Этим и объясняется позиция, занятая полицейской властью, а с ней и губернской администрацией. Ходатайство Николая Александровича успеха не имело. Памятником же ему остался полицейский рапорт, выдержки из которого приведем (опять-таки с сохранением орфографического колорита подлинника).

17 июня 1882 года николаевский уездный исправник докладывал по инстанции:

«Конфиденциально. Его Превосходительству Господину Начальнику Самарской Губернии.

РАПОРТ

Во время отсутствия моего по делам службы из г. Николаевска — получен был помощником моим от Предводителя Дворянства г. Акимова пакет № 52, с вложением письма на мое имя, в котором излагалось следующее: «Дворянин, отставной Штаб Ротмистр Граф Толстой заявил, что жена его, беременная и душевнобольная, Александра Леонтьевна графиня Толстая увезена из Самары в Николаевск насильственным образом и содержится под замком у Председателя Уездной земской Управы Бострома, который всех посланных от графа Толстого встречает с револьвером в руках и таким образом лишает возможности взять графиню обратно и доставить ей медицинскую помощь как душевнобольной, и что в виду этого необходимо принять законные меры к охранению ее, и надобности, чтобы она никуда не скрылась из Николаевска».

При этом в письме присовокуплялось, что «об этом происшествии посланы телеграммы Вашему Превосходительству и Г. Министру Внутренних дел».

Итак, официальное заявление предводителю дворянства. Телеграммы губернатору и министру внутренних дел…

Помешанная жена, беременная к тому же (обратите внимание!), отторгнута от законного супруга… Душевнобольная, увезенная насильственным образом, удерживается взаперти злодеем-похитителем чуть ли не под дулом револьвера…

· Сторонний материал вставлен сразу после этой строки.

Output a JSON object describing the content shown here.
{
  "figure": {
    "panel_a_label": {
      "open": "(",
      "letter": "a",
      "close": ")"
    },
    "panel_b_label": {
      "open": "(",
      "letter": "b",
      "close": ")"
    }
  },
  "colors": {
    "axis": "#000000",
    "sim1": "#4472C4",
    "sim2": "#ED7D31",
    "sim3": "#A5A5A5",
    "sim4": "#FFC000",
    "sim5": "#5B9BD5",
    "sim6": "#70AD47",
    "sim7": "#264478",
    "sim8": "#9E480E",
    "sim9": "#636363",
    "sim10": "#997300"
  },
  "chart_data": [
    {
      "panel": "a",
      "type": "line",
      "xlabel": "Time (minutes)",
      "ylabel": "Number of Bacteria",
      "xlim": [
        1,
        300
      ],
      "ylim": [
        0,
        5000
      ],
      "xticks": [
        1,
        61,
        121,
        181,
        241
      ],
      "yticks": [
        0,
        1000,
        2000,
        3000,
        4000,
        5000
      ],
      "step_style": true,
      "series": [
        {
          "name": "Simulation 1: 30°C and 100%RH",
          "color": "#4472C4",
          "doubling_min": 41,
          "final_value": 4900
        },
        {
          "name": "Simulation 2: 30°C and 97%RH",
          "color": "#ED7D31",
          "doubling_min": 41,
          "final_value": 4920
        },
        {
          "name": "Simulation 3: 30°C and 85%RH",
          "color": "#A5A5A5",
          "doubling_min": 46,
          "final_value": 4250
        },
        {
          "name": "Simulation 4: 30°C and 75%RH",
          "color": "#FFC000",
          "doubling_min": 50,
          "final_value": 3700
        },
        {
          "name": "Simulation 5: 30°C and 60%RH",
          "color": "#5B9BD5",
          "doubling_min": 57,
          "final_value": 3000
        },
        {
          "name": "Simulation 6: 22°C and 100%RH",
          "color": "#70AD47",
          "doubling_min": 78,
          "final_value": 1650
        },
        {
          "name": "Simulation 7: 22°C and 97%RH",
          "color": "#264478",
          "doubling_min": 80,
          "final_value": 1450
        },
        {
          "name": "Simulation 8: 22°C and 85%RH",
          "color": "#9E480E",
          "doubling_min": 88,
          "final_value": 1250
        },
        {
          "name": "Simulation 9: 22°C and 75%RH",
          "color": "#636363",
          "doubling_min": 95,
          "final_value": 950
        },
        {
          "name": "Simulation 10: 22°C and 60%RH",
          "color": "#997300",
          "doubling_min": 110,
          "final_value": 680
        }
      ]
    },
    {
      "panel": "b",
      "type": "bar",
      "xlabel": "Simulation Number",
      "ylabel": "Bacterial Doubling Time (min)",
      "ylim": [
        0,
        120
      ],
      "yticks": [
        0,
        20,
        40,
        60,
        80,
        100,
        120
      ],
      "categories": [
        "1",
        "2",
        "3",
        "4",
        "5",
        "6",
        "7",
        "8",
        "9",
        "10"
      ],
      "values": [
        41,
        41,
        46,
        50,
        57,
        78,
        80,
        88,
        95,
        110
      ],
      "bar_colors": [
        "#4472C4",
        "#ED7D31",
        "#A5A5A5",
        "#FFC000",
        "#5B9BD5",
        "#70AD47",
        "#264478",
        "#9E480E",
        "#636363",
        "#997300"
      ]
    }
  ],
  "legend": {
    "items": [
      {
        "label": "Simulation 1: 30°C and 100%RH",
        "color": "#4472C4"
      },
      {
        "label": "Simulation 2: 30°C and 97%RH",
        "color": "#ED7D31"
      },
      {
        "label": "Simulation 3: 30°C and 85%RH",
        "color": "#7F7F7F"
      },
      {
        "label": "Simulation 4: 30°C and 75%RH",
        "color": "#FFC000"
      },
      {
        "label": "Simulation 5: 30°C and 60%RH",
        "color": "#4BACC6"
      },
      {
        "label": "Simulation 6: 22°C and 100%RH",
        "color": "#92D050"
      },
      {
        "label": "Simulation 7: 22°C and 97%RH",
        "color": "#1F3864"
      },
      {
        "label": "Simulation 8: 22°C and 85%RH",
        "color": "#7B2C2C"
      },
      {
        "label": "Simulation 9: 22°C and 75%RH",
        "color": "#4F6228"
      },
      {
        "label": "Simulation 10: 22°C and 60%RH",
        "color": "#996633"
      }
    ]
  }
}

В такую фантастическую картину разрастаются в свидетельстве Николая Александровича реальные обстоятельства дела, и в частности тот узнанный им факт, что под влиянием угроз и покусительств на вторжение в квартиру Бостром действительно первое время вынужден был носить в кармане револьвер.

вернуться

4

Разысканный сравнительно недавно портрет Николая Александровича Толстого находится в настоящее время в Куйбышевском музее имени А. М. Горького. Принадлежность изображенного на нем лица тщательно установлена. Этот портрет, о котором пишу далее, напечатать в книге, к сожалению, не представилось возможным.